CVE-2025-62901

Vulnerability

Overview The WP Microdata plugin for WordPress, versions up to and including 1.0, contains a stored cross-site scripting (XSS) vulnerability due to improper neutralization of input during web page generation [1]. This flaw allows an attacker to inject arbitrary HTML and JavaScript into the plugin's output, which is then stored and executed when other users visit the affected page.

Exploitation

Conditions Exploitation requires a privileged user (e.g., an editor or administrator) to perform an action such as clicking a malicious link or visiting a crafted page [1]. The attacker does not need direct access to the site but can deliver the payload through social engineering or by compromising a lower-privileged account.

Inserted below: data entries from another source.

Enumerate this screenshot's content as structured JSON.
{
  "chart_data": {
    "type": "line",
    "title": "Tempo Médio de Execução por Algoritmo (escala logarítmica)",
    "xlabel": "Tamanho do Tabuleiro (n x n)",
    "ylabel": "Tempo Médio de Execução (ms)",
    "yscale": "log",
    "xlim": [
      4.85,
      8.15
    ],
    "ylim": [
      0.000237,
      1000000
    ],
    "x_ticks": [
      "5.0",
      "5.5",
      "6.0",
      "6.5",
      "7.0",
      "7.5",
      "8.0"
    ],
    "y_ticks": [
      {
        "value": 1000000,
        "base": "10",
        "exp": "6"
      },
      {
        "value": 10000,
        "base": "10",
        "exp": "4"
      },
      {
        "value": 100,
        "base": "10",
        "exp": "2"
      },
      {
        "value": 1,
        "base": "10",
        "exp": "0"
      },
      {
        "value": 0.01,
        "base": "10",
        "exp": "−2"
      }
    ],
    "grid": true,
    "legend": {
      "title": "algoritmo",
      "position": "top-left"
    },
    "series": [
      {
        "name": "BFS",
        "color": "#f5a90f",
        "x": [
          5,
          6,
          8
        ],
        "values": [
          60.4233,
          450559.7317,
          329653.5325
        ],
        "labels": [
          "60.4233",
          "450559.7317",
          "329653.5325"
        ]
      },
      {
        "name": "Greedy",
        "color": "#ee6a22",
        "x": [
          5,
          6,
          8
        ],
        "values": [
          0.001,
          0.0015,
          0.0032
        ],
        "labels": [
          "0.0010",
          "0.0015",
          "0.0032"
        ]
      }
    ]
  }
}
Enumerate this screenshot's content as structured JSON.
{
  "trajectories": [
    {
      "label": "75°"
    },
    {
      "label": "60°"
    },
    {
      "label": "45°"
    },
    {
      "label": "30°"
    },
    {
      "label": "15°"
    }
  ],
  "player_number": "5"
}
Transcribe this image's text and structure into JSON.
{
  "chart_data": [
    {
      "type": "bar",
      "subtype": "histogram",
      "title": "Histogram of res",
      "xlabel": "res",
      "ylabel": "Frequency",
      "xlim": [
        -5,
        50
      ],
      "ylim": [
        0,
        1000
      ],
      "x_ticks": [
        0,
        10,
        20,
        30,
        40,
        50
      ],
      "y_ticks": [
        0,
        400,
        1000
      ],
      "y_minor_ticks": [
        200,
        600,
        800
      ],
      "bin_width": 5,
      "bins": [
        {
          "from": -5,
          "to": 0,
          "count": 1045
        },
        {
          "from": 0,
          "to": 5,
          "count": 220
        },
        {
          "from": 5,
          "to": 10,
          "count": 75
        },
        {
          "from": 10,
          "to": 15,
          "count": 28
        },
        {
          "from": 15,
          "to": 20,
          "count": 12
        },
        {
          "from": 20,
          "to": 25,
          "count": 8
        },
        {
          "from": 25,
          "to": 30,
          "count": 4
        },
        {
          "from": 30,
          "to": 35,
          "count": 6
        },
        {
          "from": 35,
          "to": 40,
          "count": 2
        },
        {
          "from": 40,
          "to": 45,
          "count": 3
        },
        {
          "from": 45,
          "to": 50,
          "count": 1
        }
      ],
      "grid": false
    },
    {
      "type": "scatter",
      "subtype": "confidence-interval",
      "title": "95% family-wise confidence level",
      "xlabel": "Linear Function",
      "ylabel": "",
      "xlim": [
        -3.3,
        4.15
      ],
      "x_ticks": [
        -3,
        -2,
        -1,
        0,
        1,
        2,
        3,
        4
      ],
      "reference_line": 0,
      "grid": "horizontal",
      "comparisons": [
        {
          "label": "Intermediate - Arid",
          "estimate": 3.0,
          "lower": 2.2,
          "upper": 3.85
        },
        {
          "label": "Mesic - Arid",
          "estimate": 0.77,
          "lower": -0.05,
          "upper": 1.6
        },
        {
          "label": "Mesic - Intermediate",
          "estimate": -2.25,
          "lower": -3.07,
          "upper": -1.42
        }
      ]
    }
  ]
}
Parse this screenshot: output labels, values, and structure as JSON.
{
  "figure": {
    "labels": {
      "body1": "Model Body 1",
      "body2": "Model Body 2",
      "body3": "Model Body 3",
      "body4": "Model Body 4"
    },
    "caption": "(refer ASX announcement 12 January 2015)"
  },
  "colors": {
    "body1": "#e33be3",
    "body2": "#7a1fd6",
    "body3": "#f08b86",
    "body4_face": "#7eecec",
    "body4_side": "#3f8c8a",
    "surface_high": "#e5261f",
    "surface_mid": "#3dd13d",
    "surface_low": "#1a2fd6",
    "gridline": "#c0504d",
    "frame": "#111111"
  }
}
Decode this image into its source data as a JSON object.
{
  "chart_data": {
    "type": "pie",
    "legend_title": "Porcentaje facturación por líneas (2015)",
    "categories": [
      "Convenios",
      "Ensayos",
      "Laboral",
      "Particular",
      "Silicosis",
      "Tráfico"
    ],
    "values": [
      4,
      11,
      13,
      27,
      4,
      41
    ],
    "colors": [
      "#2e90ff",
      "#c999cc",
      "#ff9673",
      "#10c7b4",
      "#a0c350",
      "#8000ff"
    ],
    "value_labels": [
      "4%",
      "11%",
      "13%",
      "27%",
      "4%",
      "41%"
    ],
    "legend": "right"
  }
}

Once the script is stored, any visitor to the compromised page will execute the injected code.

Impact

Successful exploitation enables an attacker to inject malicious scripts that can perform redirects, display advertisements, steal session cookies, or deface the website. This vulnerability is particularly dangerous because it can be used in mass-exploit campaigns targeting thousands of WordPress sites regardless of their size or popularity [1].

Mitigation

The vendor has not released a patched version; users are advised to update the plugin immediately if a fix becomes available. If updating is not possible, contact your hosting provider or web developer for assistance. The CVSS score of 6.5 (Medium) reflects the need for user interaction and the potential for widespread impact potential [1].